For $s>0$ one has $ \psi^{(s)}(\frac{1}{2}) = s! \cdot \zeta(s+1, \frac{1}{2}) \cdot (-1)^{s+1} $.
E.g.
$ \psi^{(1)}(\frac{1}{2}) = 3 \cdot \zeta(2) $
$ \psi^{(2)}(\frac{1}{2}) = -14 \cdot \zeta(3) $
$ \psi^{(3)}(\frac{1}{2}) = 90 \cdot \zeta(4) $
etc.
However, Mathematica gives
$ \psi^{(-1)}(\frac{1}{2}) = \frac{\ln(\pi)}{2} $
$ \psi^{(-2)}(\frac{1}{2}) = \ln(A^\frac{3}{2}2^\frac{5}{24}\pi^\frac{1}{4}), $ where $A$ is the Glaisher-Kinkelin Constant
$ \psi^{(-3)}(\frac{1}{2}) = \ln(A^\frac{1}{2}2^\frac{1}{16}\pi^\frac{1}{16}) + \frac{7 \zeta(3)}{32\pi^2} $
and I'm not sure how these are obtained since negative integers plugged into the formula above yields wonky results.
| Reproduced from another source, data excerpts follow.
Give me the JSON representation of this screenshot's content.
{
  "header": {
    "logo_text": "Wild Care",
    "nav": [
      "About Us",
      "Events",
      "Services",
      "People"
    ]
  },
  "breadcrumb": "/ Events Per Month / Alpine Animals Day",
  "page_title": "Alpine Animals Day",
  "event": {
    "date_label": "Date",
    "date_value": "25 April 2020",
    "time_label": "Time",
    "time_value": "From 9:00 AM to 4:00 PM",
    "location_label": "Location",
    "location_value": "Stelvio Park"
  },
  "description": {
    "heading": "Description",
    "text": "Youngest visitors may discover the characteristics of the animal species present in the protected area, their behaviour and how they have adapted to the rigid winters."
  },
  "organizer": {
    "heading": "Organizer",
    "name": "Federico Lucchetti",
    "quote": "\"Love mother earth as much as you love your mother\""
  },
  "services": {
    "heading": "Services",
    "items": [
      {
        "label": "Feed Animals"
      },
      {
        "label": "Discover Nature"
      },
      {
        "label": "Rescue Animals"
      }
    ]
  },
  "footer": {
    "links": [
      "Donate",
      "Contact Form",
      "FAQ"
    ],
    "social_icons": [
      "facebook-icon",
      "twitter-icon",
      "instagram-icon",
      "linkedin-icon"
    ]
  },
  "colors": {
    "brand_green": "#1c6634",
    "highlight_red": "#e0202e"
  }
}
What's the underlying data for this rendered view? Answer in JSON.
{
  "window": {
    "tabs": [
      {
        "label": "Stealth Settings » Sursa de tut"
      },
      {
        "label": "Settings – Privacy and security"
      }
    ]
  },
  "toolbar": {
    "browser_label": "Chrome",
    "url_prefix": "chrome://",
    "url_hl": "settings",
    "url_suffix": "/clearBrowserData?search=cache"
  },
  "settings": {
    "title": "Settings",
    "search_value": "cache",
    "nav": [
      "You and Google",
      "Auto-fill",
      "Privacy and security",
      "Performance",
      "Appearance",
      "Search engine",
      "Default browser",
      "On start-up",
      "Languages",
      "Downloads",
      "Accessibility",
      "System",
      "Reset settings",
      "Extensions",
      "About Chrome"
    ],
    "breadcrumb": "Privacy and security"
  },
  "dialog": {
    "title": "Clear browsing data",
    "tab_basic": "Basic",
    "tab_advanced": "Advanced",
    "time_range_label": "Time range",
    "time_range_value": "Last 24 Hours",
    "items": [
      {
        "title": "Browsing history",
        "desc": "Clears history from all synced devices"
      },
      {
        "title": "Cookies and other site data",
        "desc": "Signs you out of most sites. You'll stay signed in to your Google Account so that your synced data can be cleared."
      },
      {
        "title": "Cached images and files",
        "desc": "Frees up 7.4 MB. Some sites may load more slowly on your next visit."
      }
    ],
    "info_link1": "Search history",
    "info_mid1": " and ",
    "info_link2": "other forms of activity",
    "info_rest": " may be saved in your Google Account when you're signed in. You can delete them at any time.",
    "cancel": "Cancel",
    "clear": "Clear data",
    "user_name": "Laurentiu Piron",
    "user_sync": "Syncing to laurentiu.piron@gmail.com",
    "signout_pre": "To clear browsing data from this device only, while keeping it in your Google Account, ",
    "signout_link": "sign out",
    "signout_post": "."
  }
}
First off we have for reference this formula which states for all $n\in\Bbb N$ $$ \psi ^{(n)}\left(\tfrac{1}{2}\right)=(-1)^{n+1} \left(2^{n+1}-1\right) n! \zeta (n+1). $$ Note that this is not the same formula as given in your question statement. As for negative values, I was not able to find a closed-form for all $-n\in\Bbb N$ at $z=1/2$ but there is one for $-2n$ with $n\in\Bbb N$ and $z=1/2$ given here. Furthermore, we do have a formula for general $-n$ and $z$ given here which can be evaluated at $z=1/2$. With a little extra work you could further simplify this to the special cases you obtained using Mathematica using the well-known properties of the polygamma function.